Да, можно сказать, что во многом Виктору в службе не повезло. Время было такое! Я-то хоть полковник. Ушел в положенные пятьдесят. Помню еще, как жена накануне моей пенсии напрягалась что ни день, боялась самых зловещих последствий. Потому что хорошо знала, что такое военно-пенсионный синдром. Он сродни стеклянному стакану, в который резко вливают крутой кипяток. Ни стекло такого удара не выдерживает, ни настоящие офицеры! Они-то привыкли вечно жить в бешеном ритме и напряжении, работать всегда на износ, под непомерным грузом той ответственности, которая на гражданке и не снилась никому. Потому внезапно обрушившееся спокойствие, вынужденное бездействие и штатская расслабленность для них, как нож в сердце! В самом прямом смысле, ибо быстро до инфарктов доводит.

Только зря волновалась моя жена – я тому синдрому всё же не поддался. Потому что удалось без раскачки окунуться с головой в совершенно новую для меня, но тоже весьма напряженную жизнь. Сумел-таки переключиться на новые непосильные для безмятежных обывателей задачи. И некогда мне стало терзаться от того, что неожиданно оказался никому, кроме своей семьи, не нужен. Нужен! Ещё как, оказалось, нужен!


О чём это я? Ах, да! Виктор был красавцем особым! Одухотворённым! Целеустремленным! Именно на таких мужиках земля наша во все времена и держалась. И не их вина, что однажды она рухнула. Они, если бы вовремя разобрались, что происходит, наверняка бы ее удержали! Вот только их самих к тому времени повязали либо нищетой, либо удалением от любых рычагов управления.
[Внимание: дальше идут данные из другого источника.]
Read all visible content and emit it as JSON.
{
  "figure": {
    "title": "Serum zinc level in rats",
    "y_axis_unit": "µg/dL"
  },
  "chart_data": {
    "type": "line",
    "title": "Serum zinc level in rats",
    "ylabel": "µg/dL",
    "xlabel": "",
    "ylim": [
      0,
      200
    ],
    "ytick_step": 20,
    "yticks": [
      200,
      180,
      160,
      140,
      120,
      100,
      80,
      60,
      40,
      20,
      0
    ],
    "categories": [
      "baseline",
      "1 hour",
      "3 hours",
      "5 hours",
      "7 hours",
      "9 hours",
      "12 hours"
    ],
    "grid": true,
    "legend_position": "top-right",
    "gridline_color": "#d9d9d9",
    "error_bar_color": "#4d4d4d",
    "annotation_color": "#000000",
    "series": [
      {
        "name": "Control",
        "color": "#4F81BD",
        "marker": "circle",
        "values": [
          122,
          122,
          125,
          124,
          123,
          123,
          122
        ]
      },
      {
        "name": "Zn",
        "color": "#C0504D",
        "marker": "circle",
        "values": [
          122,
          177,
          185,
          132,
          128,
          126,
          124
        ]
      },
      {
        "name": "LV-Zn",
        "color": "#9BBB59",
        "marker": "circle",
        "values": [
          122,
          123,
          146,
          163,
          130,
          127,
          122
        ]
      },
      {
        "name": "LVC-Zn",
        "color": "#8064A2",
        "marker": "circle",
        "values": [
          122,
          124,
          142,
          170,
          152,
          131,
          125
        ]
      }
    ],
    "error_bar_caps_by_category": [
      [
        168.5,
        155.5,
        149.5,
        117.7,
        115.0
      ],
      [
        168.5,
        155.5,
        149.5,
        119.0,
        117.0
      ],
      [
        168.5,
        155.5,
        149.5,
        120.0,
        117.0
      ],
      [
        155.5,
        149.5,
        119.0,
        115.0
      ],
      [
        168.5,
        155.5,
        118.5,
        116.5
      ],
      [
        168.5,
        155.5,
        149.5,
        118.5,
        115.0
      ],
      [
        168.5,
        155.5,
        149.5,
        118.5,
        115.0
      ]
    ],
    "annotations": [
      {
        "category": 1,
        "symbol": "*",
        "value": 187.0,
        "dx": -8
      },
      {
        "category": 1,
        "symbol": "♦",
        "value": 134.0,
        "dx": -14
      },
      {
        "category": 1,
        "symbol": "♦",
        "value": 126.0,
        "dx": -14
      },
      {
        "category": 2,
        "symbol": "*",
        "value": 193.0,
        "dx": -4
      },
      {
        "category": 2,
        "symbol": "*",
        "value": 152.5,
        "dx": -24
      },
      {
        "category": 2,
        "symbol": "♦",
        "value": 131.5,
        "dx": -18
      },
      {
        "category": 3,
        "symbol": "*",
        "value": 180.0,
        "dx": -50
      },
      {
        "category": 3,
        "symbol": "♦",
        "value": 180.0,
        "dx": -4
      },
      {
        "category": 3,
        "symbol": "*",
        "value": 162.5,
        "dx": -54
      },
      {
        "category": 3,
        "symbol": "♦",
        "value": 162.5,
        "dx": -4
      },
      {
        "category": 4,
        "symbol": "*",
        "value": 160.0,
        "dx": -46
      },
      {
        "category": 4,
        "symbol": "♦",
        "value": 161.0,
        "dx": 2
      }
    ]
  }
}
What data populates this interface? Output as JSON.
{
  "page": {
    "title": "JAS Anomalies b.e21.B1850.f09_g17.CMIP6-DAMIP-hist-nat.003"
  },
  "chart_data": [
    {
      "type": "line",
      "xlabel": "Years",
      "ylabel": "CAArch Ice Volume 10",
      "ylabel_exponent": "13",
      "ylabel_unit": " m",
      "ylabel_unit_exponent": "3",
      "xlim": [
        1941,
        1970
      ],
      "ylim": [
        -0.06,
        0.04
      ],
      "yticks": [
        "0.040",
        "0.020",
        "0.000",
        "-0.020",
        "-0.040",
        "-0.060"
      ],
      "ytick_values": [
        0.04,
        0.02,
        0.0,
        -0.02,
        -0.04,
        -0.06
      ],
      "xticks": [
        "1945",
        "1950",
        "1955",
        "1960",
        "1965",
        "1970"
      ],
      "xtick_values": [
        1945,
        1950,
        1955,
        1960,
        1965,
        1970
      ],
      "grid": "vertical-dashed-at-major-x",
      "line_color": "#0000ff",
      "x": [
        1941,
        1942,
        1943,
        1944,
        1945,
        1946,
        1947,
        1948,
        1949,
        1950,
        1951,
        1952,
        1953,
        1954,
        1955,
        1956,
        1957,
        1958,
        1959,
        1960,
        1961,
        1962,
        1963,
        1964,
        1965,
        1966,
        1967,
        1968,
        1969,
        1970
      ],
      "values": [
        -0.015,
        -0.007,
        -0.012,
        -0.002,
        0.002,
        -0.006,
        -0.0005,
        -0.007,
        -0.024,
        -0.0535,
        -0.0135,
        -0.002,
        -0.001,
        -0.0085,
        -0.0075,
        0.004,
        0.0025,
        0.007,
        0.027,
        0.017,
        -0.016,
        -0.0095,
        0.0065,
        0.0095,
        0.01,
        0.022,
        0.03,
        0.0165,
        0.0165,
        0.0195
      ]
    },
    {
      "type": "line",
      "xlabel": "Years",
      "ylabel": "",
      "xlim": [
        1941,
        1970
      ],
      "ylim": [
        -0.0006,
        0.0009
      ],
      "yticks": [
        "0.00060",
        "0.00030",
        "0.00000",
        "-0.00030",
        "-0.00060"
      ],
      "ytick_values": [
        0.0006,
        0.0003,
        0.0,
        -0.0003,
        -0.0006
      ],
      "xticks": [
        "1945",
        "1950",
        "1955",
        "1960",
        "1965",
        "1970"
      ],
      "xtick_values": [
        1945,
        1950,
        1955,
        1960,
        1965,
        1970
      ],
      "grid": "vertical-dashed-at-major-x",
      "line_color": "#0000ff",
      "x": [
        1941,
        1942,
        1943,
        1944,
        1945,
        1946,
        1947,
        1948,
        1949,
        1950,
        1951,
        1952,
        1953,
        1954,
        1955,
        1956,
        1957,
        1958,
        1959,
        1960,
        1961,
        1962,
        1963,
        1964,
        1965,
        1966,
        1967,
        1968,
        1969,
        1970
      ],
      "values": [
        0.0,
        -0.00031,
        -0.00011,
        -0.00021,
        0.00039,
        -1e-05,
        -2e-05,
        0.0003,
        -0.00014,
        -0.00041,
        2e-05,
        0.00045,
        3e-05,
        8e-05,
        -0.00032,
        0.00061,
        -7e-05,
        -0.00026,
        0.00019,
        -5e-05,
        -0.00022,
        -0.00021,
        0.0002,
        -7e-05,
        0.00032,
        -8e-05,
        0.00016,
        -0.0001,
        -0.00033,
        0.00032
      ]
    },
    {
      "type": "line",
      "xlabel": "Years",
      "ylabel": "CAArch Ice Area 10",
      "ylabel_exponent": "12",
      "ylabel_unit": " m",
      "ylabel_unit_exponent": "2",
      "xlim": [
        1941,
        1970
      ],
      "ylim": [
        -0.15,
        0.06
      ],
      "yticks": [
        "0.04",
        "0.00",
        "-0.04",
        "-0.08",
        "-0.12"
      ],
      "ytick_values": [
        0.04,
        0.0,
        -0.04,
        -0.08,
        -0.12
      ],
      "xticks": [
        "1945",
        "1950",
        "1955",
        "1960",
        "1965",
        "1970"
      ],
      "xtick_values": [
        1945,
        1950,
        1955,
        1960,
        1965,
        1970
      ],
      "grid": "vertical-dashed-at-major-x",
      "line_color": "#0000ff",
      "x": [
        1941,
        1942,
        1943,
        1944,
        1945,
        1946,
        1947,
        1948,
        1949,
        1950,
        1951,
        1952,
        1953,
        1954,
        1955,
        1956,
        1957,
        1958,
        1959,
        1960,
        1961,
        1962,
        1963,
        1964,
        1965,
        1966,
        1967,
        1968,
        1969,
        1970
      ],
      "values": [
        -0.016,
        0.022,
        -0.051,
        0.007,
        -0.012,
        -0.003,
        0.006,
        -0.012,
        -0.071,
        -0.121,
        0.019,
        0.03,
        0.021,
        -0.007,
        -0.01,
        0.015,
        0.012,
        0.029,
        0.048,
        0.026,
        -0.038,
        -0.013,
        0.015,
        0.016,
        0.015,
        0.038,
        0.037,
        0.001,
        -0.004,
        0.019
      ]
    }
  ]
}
А они-то опять, как отцы в сорок первом, были готовы свои жизни положить, чтобы страну отстоять. Да только враги сей раз значительно хитрее оказались. И подготовились лучше прежнего. Они с нашего тыла зашли… Можно сказать, от самого Кремля, в котором давно обосновались. Мы ведь, то есть, советский народ, как ни странно, многих непримиримых и злобных своих врагов, всю пресловутую пятую колонну, жившую рядом с нами многие десятилетия, наивно принимали за своих… Зато они отлично вжились и приспособились. А мы им, по простодушию своему, во всём доверяли! Всё разрешали! Всюду допускали! Вот и получили нож в спину!

Опять я что-то не о том… Опять меня занесло!


Наконец я улучшил момент и спросил Виктора о его сыне. Очень уж мальчишка у него интересный, помню, рос. Весь в отца! Я того Мишку и сейчас хорошо помню. Ох, и бедовый был парень! Даже взрослому мужику не всегда удавалось понять некоторые его почины!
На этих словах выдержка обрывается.